Tony Willoughby, head of Asprey & Garrard’s lawyers Willoughby & Partners, said in a telephone interview the next step is a court action. No court date has been set but Willoughby hopes to be given one within the next two weeks. He said he hopes the matter can be settled within 12 months.
Willoughby declined to say whether there is hard evidence of confusion among consumers between the William R. Asprey and Asprey & Garrard businesses. But in launching the Asprey & Garrard action, Willoughby left no doubt he believed there had been.
“Asprey & Garrard Ltd. welcomes competition but is resolute in its determination to protect the integrity of its brand,” he said in a statement. “Asprey is a brand/trademark of Asprey & Garrard Ltd. Arguably it is Asprey & Garrard’s most valuable asset. It is the name by which a large proportion of the business is known and recognized.”
Willoughby said that Asprey & Garrard is traditionally abbreviated to simply “Asprey” and he expected people referring to William R. Asprey, Esq. to do the same. The Asprey business has been a family one for almost its entire history, Willoughby said, and William R. Asprey, Esq., is likely to be seen as simply another arm of that business. In fact, William Asprey — the son of former Asprey chairman John Asprey and a former director of Asprey & Garrard — stresses his family’s history in the promotional literature for his shop, Willoughby said.

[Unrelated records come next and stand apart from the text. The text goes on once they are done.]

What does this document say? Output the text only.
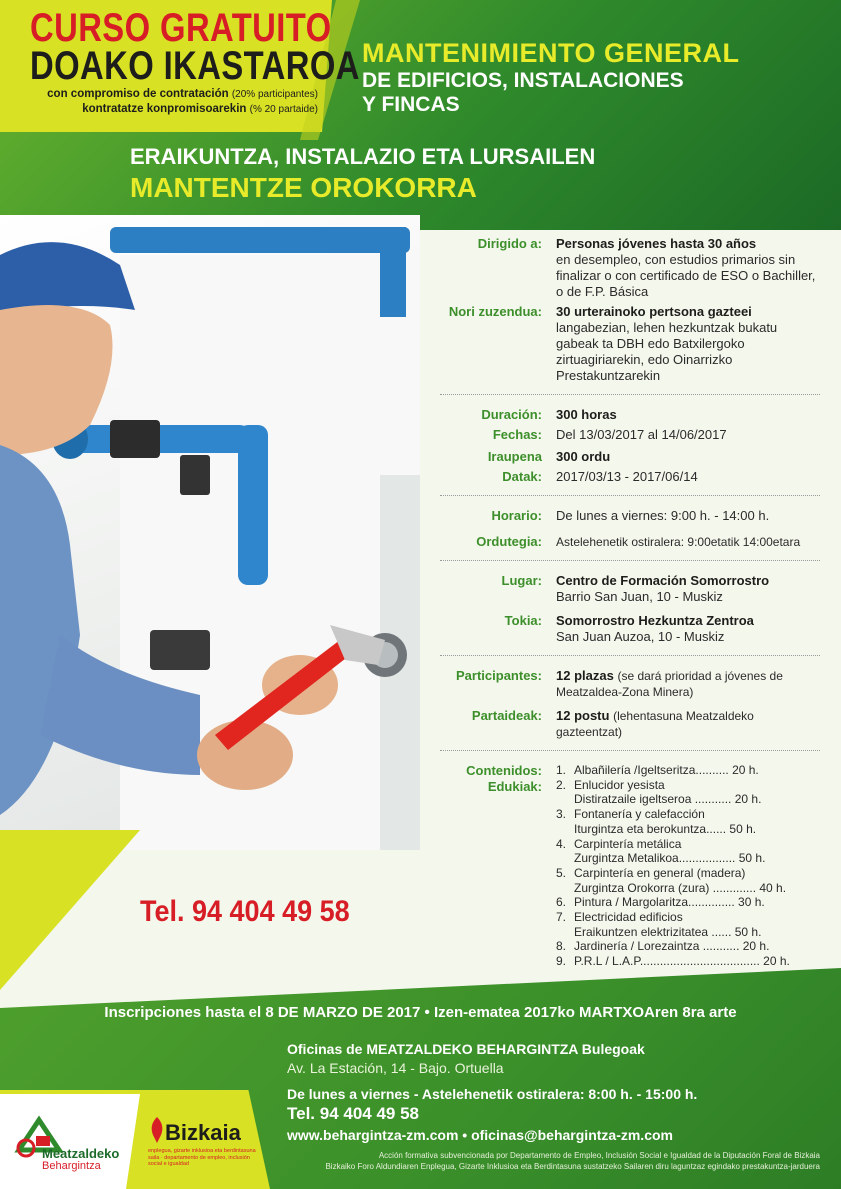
CURSO GRATUITO
DOAKO IKASTAROA
con compromiso de contratación (20% participantes)
kontratatze konpromisoarekin (% 20 partaide)
MANTENIMIENTO GENERAL
DE EDIFICIOS, INSTALACIONES
Y FINCAS
ERAIKUNTZA, INSTALAZIO ETA LURSAILEN
MANTENTZE OROKORRA
Dirigido a:	Personas jóvenes hasta 30 años
en desempleo, con estudios primarios sin finalizar o con certificado de ESO o Bachiller, o de F.P. Básica
Nori zuzendua:	30 urterainoko pertsona gazteei
langabezian, lehen hezkuntzak bukatu gabeak ta DBH edo Batxilergoko zirtuagiriarekin, edo Oinarrizko Prestakuntzarekin
Duración:	300 horas
Fechas:	Del 13/03/2017 al 14/06/2017
Iraupena	300 ordu
Datak:	2017/03/13 - 2017/06/14
Horario:	De lunes a viernes: 9:00 h. - 14:00 h.
Ordutegia:	Astelehenetik ostiralera: 9:00etatik 14:00etara
Lugar:	Centro de Formación Somorrostro
Barrio San Juan, 10 - Muskiz
Tokia:	Somorrostro Hezkuntza Zentroa
San Juan Auzoa, 10 - Muskiz
Participantes:	12 plazas (se dará prioridad a jóvenes de Meatzaldea-Zona Minera)
Partaideak:	12 postu (lehentasuna Meatzaldeko gazteentzat)
Contenidos:
Edukiak:
1. Albañilería /Igeltseritza.......... 20 h.
2. Enlucidor yesista
Distiratzaile igeltseroa ........... 20 h.
3. Fontanería y calefacción
Iturgintza eta berokuntza...... 50 h.
4. Carpintería metálica
Zurgintza Metalikoa................. 50 h.
5. Carpintería en general (madera)
Zurgintza Orokorra (zura) ............. 40 h.
6. Pintura / Margolaritza.............. 30 h.
7. Electricidad edificios
Eraikuntzen elektrizitatea ...... 50 h.
8. Jardinería / Lorezaintza ........... 20 h.
9. P.R.L / L.A.P.................................... 20 h.
Tel. 94 404 49 58
Inscripciones hasta el 8 DE MARZO DE 2017 • Izen-ematea 2017ko MARTXOAren 8ra arte
Oficinas de MEATZALDEKO BEHARGINTZA Bulegoak
Av. La Estación, 14 - Bajo. Ortuella
De lunes a viernes - Astelehenetik ostiralera: 8:00 h. - 15:00 h.
Tel. 94 404 49 58
www.behargintza-zm.com • oficinas@behargintza-zm.com
Acción formativa subvencionada por Departamento de Empleo, Inclusión Social e Igualdad de la Diputación Foral de Bizkaia
Bizkaiko Foro Aldundiaren Enplegua, Gizarte Inklusioa eta Berdintasuna sustatzeko Sailaren diru laguntzaz egindako prestakuntza-jarduera
Meatzaldeko
Behargintza
Bizkaia
enplegua, gizarte inklusioa eta berdintasuna saila · departamento de empleo, inclusión social e igualdad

William R. Asprey left Asprey & Garrard in August 1999, two months after he’d registered the company name WRA (Guns), Ltd. Asprey & Garrard initially hoped it could get him to revert to that name for his store.
“Unfortunately he will not drop the Asprey name,” Willoughby said. “In those circumstances, and given the enormous value of the brand to Asprey & Garrard, they have had no alternative but to institute these proceedings.”